Once again at the National Journal, Ronald Brownstein’s “More Swing State Storm Clouds for Obama, Romney” offers this mixed bag observation: “The NBC/Marist Polls showed Obama holding only a narrow advantage over Romney in Michigan (47 percent to 43 percent) and North Carolina (46 to 44 percent) while the two men are running dead even in New Hampshire (45 percent to 45 percent). Of those three, Michigan is by far the most important for Obama…The best news for Obama, of course, is that he’s ahead in two of the new states and even in the other. The bad news is that his vote share stands below 50 percent in all three of the new states surveyed…And just as in the Quinnipiac polls, Obama’s approval rating doesn’t crack the 50 percent barrier in any of the three new surveys, either: He’s at 48 percent in Michigan, 47 percent in North Carolina and 47 percent in New Hampshire. Those aren’t ominous numbers, but neither are they entirely reassuring.”

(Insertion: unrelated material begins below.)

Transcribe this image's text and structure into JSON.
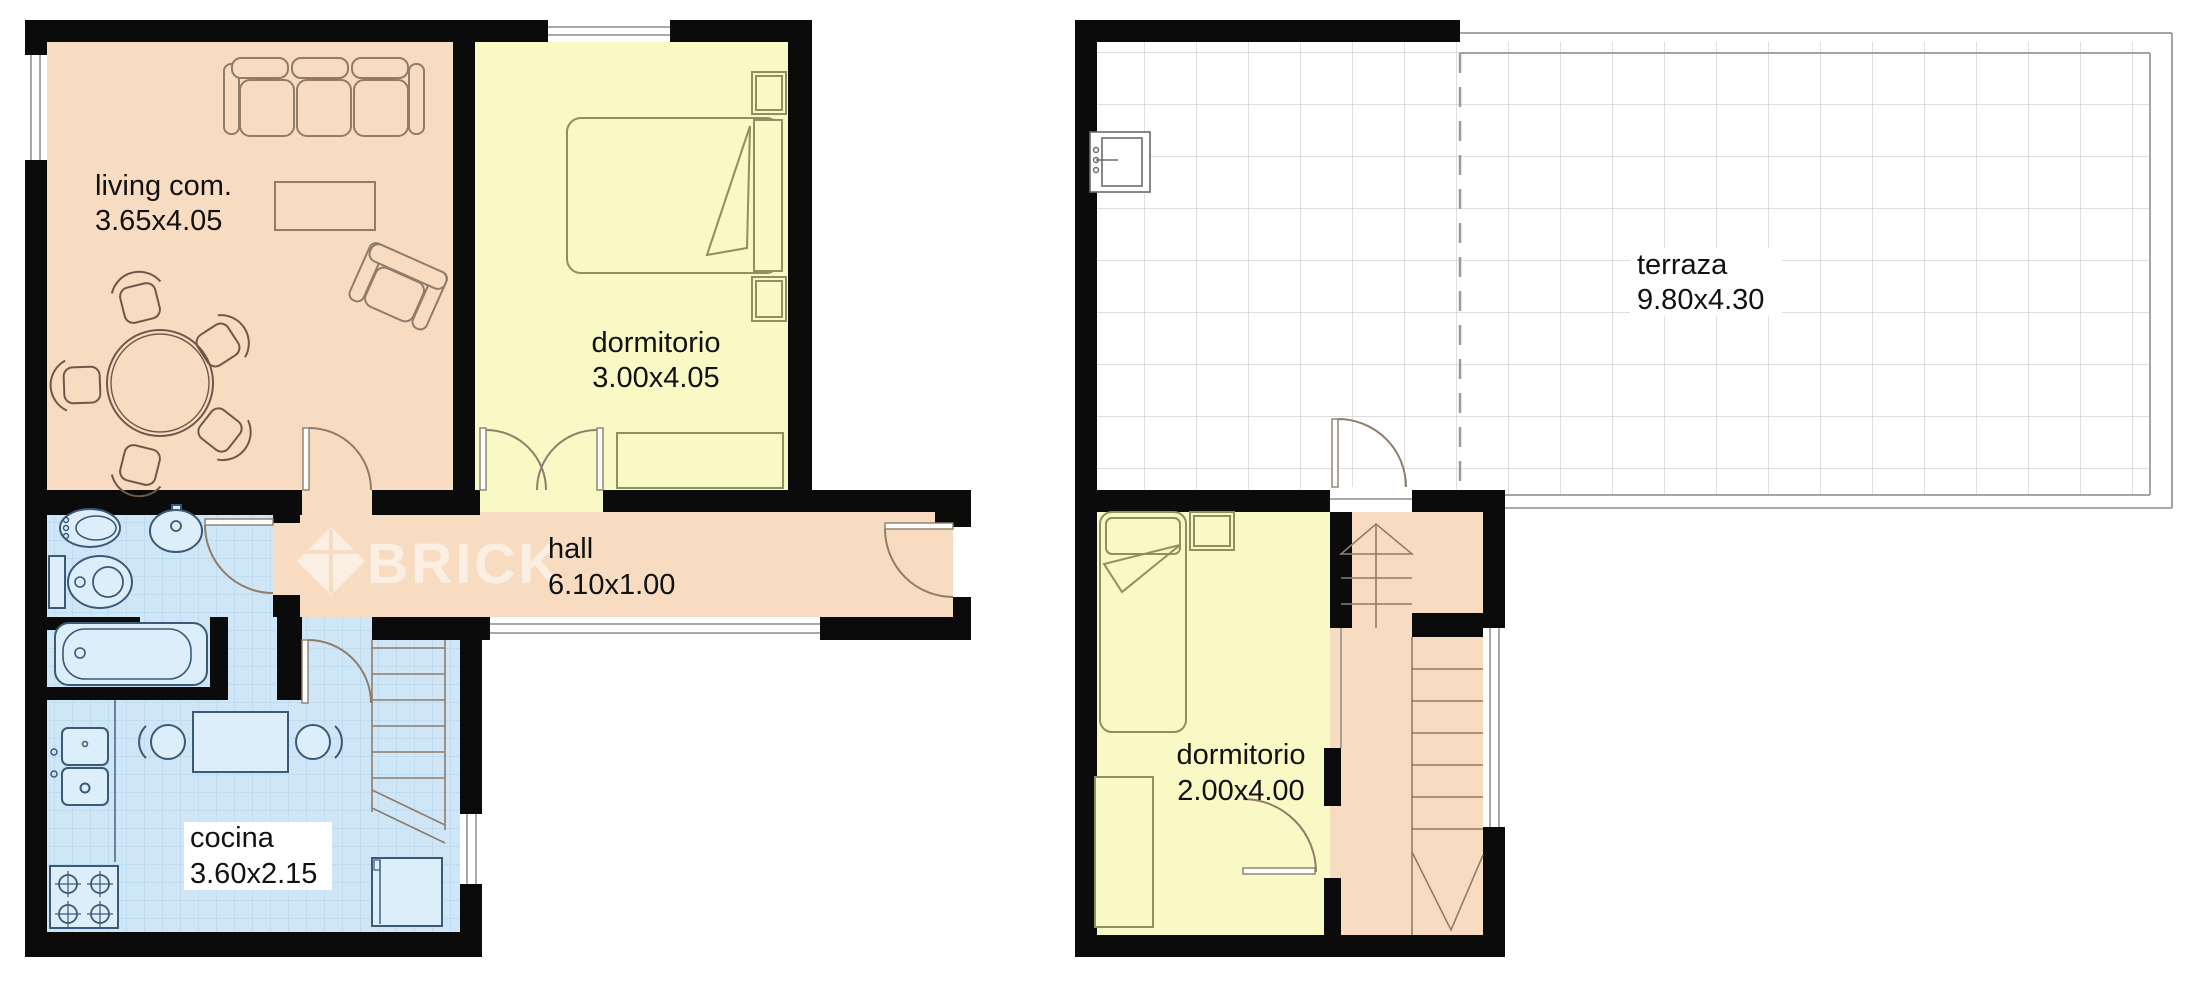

They call the Affordable Care Act “Obamacare,” but do read Eleanor Clift’s richly-deserved tribute to Speaker Nancy Pelosi, whose creative leadership and determination was pivotal in making sure that tens of millions of American will soon have real health security.

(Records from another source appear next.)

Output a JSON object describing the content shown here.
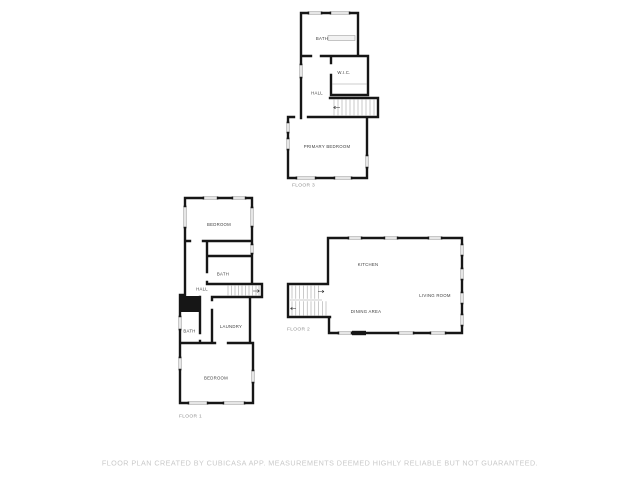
{
  "image_type": "floor-plan",
  "disclaimer": "FLOOR PLAN CREATED BY CUBICASA APP. MEASUREMENTS DEEMED HIGHLY RELIABLE BUT NOT GUARANTEED.",
  "colors": {
    "background": "#ffffff",
    "wall": "#161616",
    "window_frame": "#9a9a9a",
    "room_label": "#3d3d3d",
    "floor_label": "#8f8f8f",
    "disclaimer_text": "#c9c9c9"
  },
  "floor3": {
    "label": "FLOOR 3",
    "rooms": {
      "bath": "BATH",
      "wic": "W.I.C.",
      "hall": "HALL",
      "primary_bedroom": "PRIMARY BEDROOM"
    }
  },
  "floor1": {
    "label": "FLOOR 1",
    "rooms": {
      "bedroom_upper": "BEDROOM",
      "bath_upper": "BATH",
      "hall": "HALL",
      "laundry": "LAUNDRY",
      "bath_lower": "BATH",
      "bedroom_lower": "BEDROOM"
    }
  },
  "floor2": {
    "label": "FLOOR 2",
    "rooms": {
      "kitchen": "KITCHEN",
      "living_room": "LIVING ROOM",
      "dining_area": "DINING AREA"
    }
  }
}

Attention Democratic oppo watchers: To understand how the Republicans may leverage the “budget reconciliation process” to destroy the ACA, read “A Strategy to Undo ObamaCare” in the Wall St. Journal by Keith Hennessey, Bush’s director of the National Economic Council.
Nice tribute here to a rock-solid southern progressive Democrat, the late Andy Griffith.

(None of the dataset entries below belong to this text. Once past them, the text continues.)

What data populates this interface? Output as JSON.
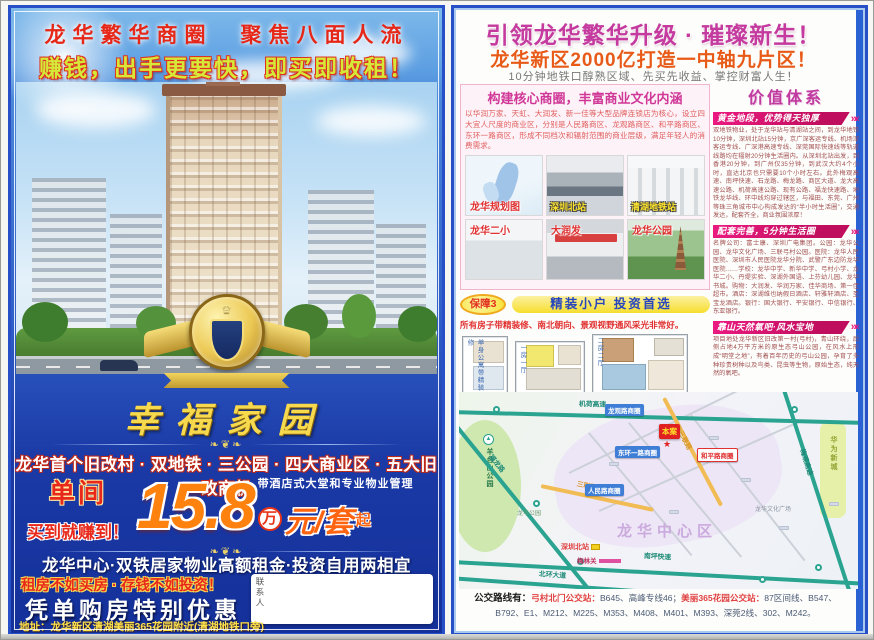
{
  "palette": {
    "page_blue": "#1b3aa6",
    "frame_blue": "#2750c8",
    "gold": "#f7d94e",
    "magenta": "#c43a9e",
    "banner_pink": "#ea1a80",
    "price_orange": "#ff820f",
    "road_teal": "#2aa390",
    "road_orange": "#f2bc54",
    "caption_yellow": "#ffe42a",
    "alert_red": "#e03030"
  },
  "left_page": {
    "banner_title": "龙华繁华商圈　聚焦八面人流",
    "subtitle": "赚钱，出手更要快，即买即收租！",
    "emblem_name": "幸福家园",
    "ornament": "❧❦❧",
    "selling_points": "龙华首个旧改村 · 双地铁 · 三公园 · 四大商业区 · 五大旧改商机",
    "price": {
      "room_type": "单间",
      "slogan": "买到就赚到！",
      "number": "15.8",
      "wan": "万",
      "unit": "元/套",
      "qi": "起",
      "note": "带酒店式大堂和专业物业管理"
    },
    "line2": "龙华中心·双铁居家物业高额租金·投资自用两相宜",
    "line3": "租房不如买房 · 存钱不如投资！",
    "offer": "凭单购房特别优惠",
    "contact_label": "联系人",
    "address": "地址：龙华新区清湖美丽365花园附近(清湖地铁口旁)"
  },
  "right_page": {
    "title": "引领龙华繁华升级 · 璀璨新生！",
    "subtitle": "龙华新区2000亿打造一中轴九片区！",
    "tagline": "10分钟地铁口醇熟区域、先买先收益、掌控财富人生！",
    "business_box": {
      "title": "构建核心商圈，丰富商业文化内涵",
      "body": "以华润万家、天虹、大润发、新一佳等大型品牌连锁店为核心，设立四大宜人尺度的商业区，分别是人民路商区、龙观路商区、和平路商区、东环一路商区，形成不同档次和辐射范围的商业层级，满足年轻人的消费需求。",
      "photos": [
        {
          "label": "龙华规划图"
        },
        {
          "label": "深圳北站"
        },
        {
          "label": "清湖地铁站"
        },
        {
          "label": "龙华二小"
        },
        {
          "label": "大润发"
        },
        {
          "label": "龙华公园"
        }
      ]
    },
    "guarantee": {
      "badge": "保障3",
      "title": "精装小户 投资首选",
      "desc": "所有房子带精装修、南北朝向、景观视野通风采光非常好。",
      "plans": [
        {
          "label": "单身公寓带精装修"
        },
        {
          "label": "一房一厅"
        },
        {
          "label": "二房二厅"
        }
      ]
    },
    "value_system": {
      "title": "价值体系",
      "arrows": "»»",
      "sections": [
        {
          "banner": "黄金地段，优势得天独厚",
          "body": "双地铁物业，处于龙华站与清湖站之间，到龙华地铁10分钟，深圳北站15分钟，京广深客运专线、机场深客运专线、广深港高速专线、深莞国际快速线等轨道线路均在辐射20分钟生活圈内。从深圳北站出发，到香港20分钟，到广州仅35分钟，到武汉大约4个小时，直达北京也只需要10个小时左右。此外梅观高速、南坪快速、石龙路、梅龙路、商区大道、龙大高速公路、机荷高速公路、现有公路、福龙快速路、地铁龙华线、环中线均穿过辖区，与福田、东莞、广州等珠三角城市中心构成发达的“半小时生活圈”，交通发达，配套齐全，商业氛围浓厚！"
        },
        {
          "banner": "配套完善，5分钟生活圈",
          "body": "名牌公司：富士康、深圳广电集团。公园：龙华公园、龙华文化广场、三联弓村公园。医院：龙华人民医院、深圳市人民医院龙华分院、武警广东边防龙华医院……学校：龙华中学、新华中学、弓村小学、龙华二小、丹堤实验、深湖外国语、上芬幼儿园、龙华书城。购物：大润发、华润万家、佳华商场、第一佳超市。酒店：深湖维也纳假日酒店、轩雅轩酒店、圣宝龙酒店。银行：国大银行、平安银行、中信银行、东亚银行。"
        },
        {
          "banner": "靠山天然氧吧·风水宝地",
          "body": "项目地处龙华新区旧改第一村(弓村)，青山环绕，后侧占地4万平方米的原生态弓山公园，在风水上形成“明堂之地”，有着百年历史的弓山公园，孕育了多种珍贵树种以及鸟类、昆虫等生物，原始生态，纯天然的氧吧。"
        }
      ]
    },
    "map": {
      "jihe_expwy": "机荷高速",
      "meiguan_expwy": "梅观高速",
      "fulong_rd": "福龙路",
      "nanping_expwy": "南坪快速",
      "beihuan_ave": "北环大道",
      "sanlian_rd": "三联路",
      "yangtaishan": "羊台山公园",
      "huawei": "华为新城",
      "zone_longguan": "龙观路商圈",
      "zone_donghuan": "东环一路商圈",
      "zone_heping": "和平路商圈",
      "zone_renmin": "人民路商圈",
      "project": "本案",
      "project_star": "★",
      "center": "龙华中心区",
      "north_station": "深圳北站",
      "meilinguan": "梅林关",
      "culture_square": "龙华文化广场",
      "longhua_park": "龙华公园",
      "park_icon": "▲"
    },
    "bus": {
      "prefix": "公交路线有：",
      "station1": "弓村北门公交站：",
      "routes1": "B645、高峰专线46；",
      "station2": "美丽365花园公交站：",
      "routes2": "87区间线、B547、B792、E1、M212、M225、M353、M408、M401、M393、深莞2线、302、M242。"
    }
  }
}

All the elaborate legal arguments about why Roberts upheld the ACA strike me as myopic. IMHO Roberts calculated quite correctly that this was his the best chance he was likely to get to lead and frame a legacy. Had he gone the other way, Justice Kennedy, who is reportedly livid about the Roberts’ ruling, would still be the belle of the ball. Instead, from now on, it’s “the Roberts Court,” and Justice Kennedy is just another reactionary jurist — unless he gets off the GOP bandwagon.
What’s this, a Republican Governor opposing voter suppression? Not so much because of discrimination against Latinos and African Americans. He says he “appreciates the issue of ensuring voters are eligible and U.S. citizens, however, this legislation could create voter confusion among absentee voters.”
Micah Cohen continues with FiveThirtyEight blog’s series on Presidential Geography with a profile of Georgia, where Obama got 47 percent of the votes in ’08. Cohen notes that “The number of minority residents in Georgia has increased dramatically, particularly in the Atlanta area. Black residents made up 31 percent of the state’s population in 2010, up from 26 percent 2000, and the percentage of Hispanic residents increased to 9 percent, from 5 percent.” However, notes Cohen, “Through 2012, the voters Democrats have gained in Georgia from the state’s growing minority groups have largely been canceled out by the white voters the party has lost. Indeed, Mr. Obama has just a 3 percent chance of winning Georgia’s 16 electoral votes according to FiveThirtyEight’s current projections.”